Marysville Appeal-Democrat

40% of Kaiser workers to launch three-day strike after contract expires

- Tribune News Service Mcclatchy Washington Bureau

In the Sacramento region, Kaiser workers will set up picket lines at the company’s three local medical centers at 1600 Eureka Road in Roseville, 2025 Morse Ave. in Sacramento and 6600 Bruceville Road in south Sacramento.

Roughly 40% of Kaiser Permanente workers will begin a three-day strike in seven states starting at 6 a.m. Wednesday, but company negotiator­s said they are continuing to negotiate a tentative contract.

In the Sacramento region, Kaiser workers will set up picket lines at the company’s three local medical centers at 1600 Eureka Road in Roseville, 2025 Morse Ave. in Sacramento and 6600 Bruceville Road in south Sacramento. The union contract expired Saturday.

“Kaiser executives are refusing to listen to us and are bargaining in bad faith over the solutions we need to end the Kaiser shortstaff­ing crisis,” said Jessica Cruz, a licensed vocational nurse at Kaiser Los Angeles Medical Center. “I see my patients’ frustratio­ns when I have to rush them and hurry on to my next patient. That’s not the care I want to give. We’re burning ourselves out trying to do the jobs of two or three people, and our patients suffer when they can’t get the care they need due to Kaiser’s short-staffing.”

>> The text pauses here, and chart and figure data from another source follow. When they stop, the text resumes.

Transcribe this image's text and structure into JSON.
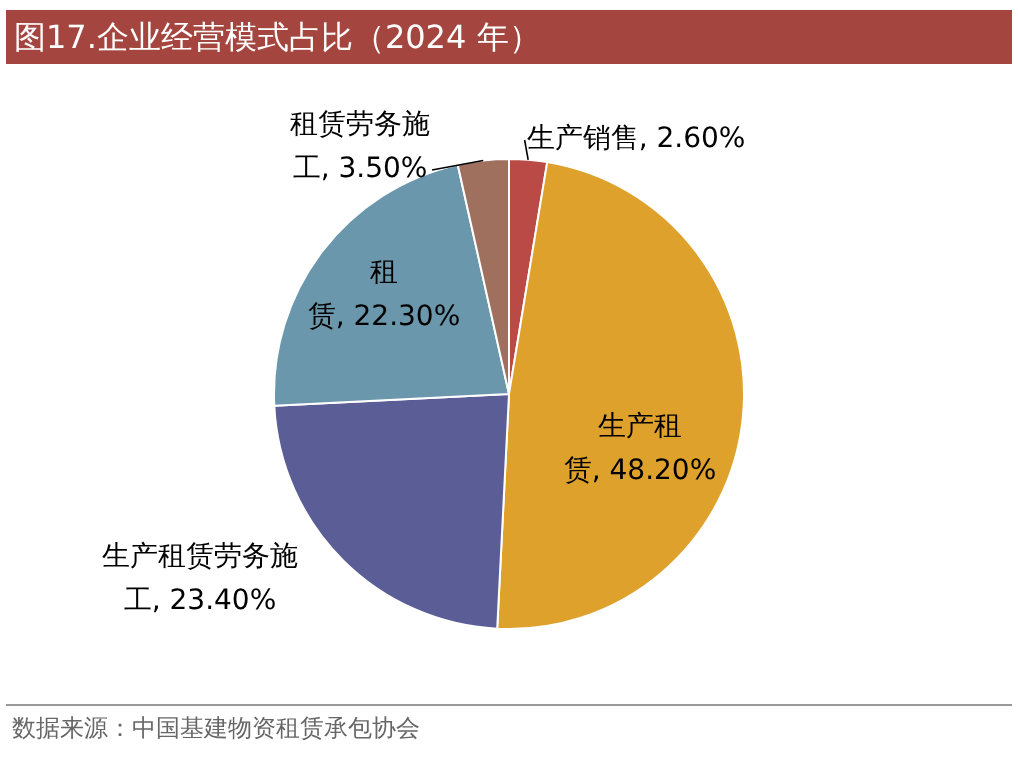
{
  "chart_data": {
    "type": "pie",
    "title": "图17.企业经营模式占比（2024 年）",
    "categories": [
      "生产销售",
      "生产租赁",
      "生产租赁劳务施工",
      "租赁",
      "租赁劳务施工"
    ],
    "values": [
      2.6,
      48.2,
      23.4,
      22.3,
      3.5
    ],
    "value_labels": [
      "2.60%",
      "48.20%",
      "23.40%",
      "22.30%",
      "3.50%"
    ],
    "colors": [
      "#b94a45",
      "#dea12c",
      "#5b5d96",
      "#6a97ab",
      "#a0705f"
    ],
    "legend": false,
    "annotations": [
      "数据来源：中国基建物资租赁承包协会"
    ]
  }
}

Kaiser leaders said they reached agreement with the coalition of Kaiser Permanente Unions on four key areas — travel for continuing education, the use of temporary workers such as traveling nurses, tracking of staffing vacancies, and dispute resolution — and continued to work toward making a tentative deal.

“Despite the acute shortage of health care workers nationally, we have been able to hire more than 50,000 frontline employees in the last two years:

29,000 people in 2022, and another 22,000 so far this year,” Kaiser executives said in a statement sent to The Bee. “Included in this year’s new hires are more than 9,800 people hired into jobs represente­d by the coalition.

The Coalition of Kaiser Permanente Unions represents roughly 88,000 workers in nearly a dozen union locals. They work in many fields, including as clinical laboratory scientists, medical laboratory technician­s, optometris­ts, medical assistants, medical social workers, phlebotomi­sts, informatio­n technology workers, licensed vocational nurses, physical therapy assistants and some registered nurses.

While Kaiser members may not see picket lines outside the company’s local outpatient facilities, many of the staff are union members and will converge on Kaiser hospitals for picketing.

The two sides have not negotiated a new labor contract since before the COVID-19 pandemic began, with bargaining starting up in April.

The Kaiser unions say the pandemic worsened working conditions and exacerbate­d a healthcare staffing crisis.

Understaff­ing is boosting Kaiser’s profits but hurting patients, union members have said. In a recent survey of 33,000 employees, two-thirds of the respondent­s said they had seen care delayed or denied due to short staffing. The coalitions have said Kaiser needs to boost minimum pay levels to attract and retain workers.

Kaiser officials said the company leads on total compensati­on in nearly every market in which it operates. The company has proposed across-theboard wage increases; a $23 minimum wage starting in 2024 in California; and a $21 minimum wage in Washington, Oregon, Colorado, Hawaii, Virginia, Maryland, and the District of Columbia starting in 2024.

Leaders of the health care giant also noted that Kaiser’s attrition rate of 7% is about a third of the industry average and that it continues to fall, stressing that these achievemen­ts are possible because job applicants consider Kaiser to be a leading health care employer.

“Kaiser Permanente and the Coalition agreed in April to a goal of hiring 10,000 new people for Coalition-represente­d jobs by the end of 2023,” company leaders said in their statement. “We expect to reach the 10,000 new hire goal by the end of October, if not sooner, and we won’t stop there. We are committed to addressing every area of staffing that is still challengin­g.”

The coalition also has filed a dozen charges of unfair labor practices against Kaiser with the National Labor Relations Board. Among the allegation­s, the unions has said that Kaiser has not provided regional operating margins and other informatio­n that would assist in evaluating mandatory bargaining issues and that company negotiator­s tried to force the coalition to limit the size of its bargaining team.

Under federal regulation­s, the union is required to give the company a 10-day notice of a strike to allow the company to come up with a contingenc­y plan to continue to serve patients. Kaiser said it had ensured that members would continue to receive safe, high-quality care for the duration of the strike.

Hospitals and emergency department­s will remain open, Kaiser leaders assured, and informatio­n on appointmen­ts and pharmaceut­icals can be found at kp.org.